Slava Ross magnifie l’image avec des détails : une icône, la vapeur d’un bain, un puits qui peut-être un piège… Entre voleurs et paysans, militaires et villageois, le portrait de la Russie, en pleine dégénérescence, n’a rien de radieux ou de séduisant. La folie habite chacun d’entre eux, quand ce n’est pas la ferveur. Les personnages vont se croiser vers une issue finale commune. Construction classique mais maîtrisée qui intensifie l’œuvre. Le film bascule dans un autre genre : le suspens, qui nous scotche les yeux à l’écran. Heureusement, le ton absurde qui sied si bien à l’humour russe n’est pas absent. Il faut bien cette distance pour se croire encore humain, pour surmonter la misère.
Quintessence d’une identité culturelle, Sibérie, monamour est une galerie de gens abîmés, désespérés. Une meute de proies idéales pour les loups. La mort rode partout. Quand elle survient, elle est atroce. Il ne reste alors que la pourriture. Car ce pays se désagrège, avec ses guerres, son racisme, ses voleurs, sa rudesse ; il y a les séquelles de ce communisme qui a gangréné ses moindres parcelles de territoire : les routes ne sont pas finies. les statues de Staline sont encore debout, comme des vigies ironiques qui n’ont plus personne à impressionner. Le calvaire du grand père et le péril qui frappe son petit fils nous captivent de bout en bout. Une odyssée horrible qui aurait pu devenir Sibérie, sans retour.

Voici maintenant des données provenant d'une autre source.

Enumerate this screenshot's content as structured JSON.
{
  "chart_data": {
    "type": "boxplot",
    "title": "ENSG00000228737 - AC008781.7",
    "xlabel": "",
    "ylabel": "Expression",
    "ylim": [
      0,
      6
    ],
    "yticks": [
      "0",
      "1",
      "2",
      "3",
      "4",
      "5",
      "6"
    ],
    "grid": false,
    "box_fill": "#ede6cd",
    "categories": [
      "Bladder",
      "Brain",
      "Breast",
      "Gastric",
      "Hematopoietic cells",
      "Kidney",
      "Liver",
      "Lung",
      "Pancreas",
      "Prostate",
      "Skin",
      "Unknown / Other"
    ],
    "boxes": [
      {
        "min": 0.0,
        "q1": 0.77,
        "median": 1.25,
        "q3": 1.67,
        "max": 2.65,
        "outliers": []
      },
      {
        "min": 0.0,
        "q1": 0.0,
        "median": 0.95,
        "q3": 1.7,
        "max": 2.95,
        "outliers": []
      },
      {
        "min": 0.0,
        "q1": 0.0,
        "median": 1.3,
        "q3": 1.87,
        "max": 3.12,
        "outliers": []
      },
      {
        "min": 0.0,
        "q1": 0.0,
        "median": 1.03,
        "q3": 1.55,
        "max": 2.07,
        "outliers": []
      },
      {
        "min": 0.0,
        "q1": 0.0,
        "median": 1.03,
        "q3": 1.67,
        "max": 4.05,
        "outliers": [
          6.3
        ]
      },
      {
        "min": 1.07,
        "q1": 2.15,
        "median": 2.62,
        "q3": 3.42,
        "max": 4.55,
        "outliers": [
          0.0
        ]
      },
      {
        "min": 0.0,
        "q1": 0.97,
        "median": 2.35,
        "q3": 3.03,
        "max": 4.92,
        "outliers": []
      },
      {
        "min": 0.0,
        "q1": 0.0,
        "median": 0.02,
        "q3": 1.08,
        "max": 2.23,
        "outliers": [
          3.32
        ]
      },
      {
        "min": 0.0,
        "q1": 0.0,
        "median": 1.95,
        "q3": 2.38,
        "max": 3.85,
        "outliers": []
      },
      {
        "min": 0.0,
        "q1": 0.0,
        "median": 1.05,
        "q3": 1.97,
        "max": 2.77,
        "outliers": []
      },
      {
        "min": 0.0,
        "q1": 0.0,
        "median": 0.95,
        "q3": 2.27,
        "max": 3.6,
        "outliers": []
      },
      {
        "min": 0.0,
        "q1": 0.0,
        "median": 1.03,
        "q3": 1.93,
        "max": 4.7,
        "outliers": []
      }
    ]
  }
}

Mais Slava Ross donne une utilité à chacun de ses personnages dans un film éminemment moral, évidemment chrétien. Il s’agit de pardon, de rédemption, d’éthique, de souffrance et même de réincarnation. Mais le cinéaste préfère achever avec une forme d’utopie cette œuvre qui aurait pu être pénible et qui est, en fait, fascinante. Il écrit une issue optimiste, à l'image de ce que ce cinéaste représente : le renouveau d’un cinéma autrefois grandiose. Il y insuffle une mélancolie toute slave dans une tragédie universelle et presque théâtrale. « Personne n’est mort, personne ne va mourir ». Il faut donc croire ce que l’on nous dit. Même si ce que l’on voit est une épopée morbide où un orphelin, un soldat et une pûte vont symboliser l’espérance.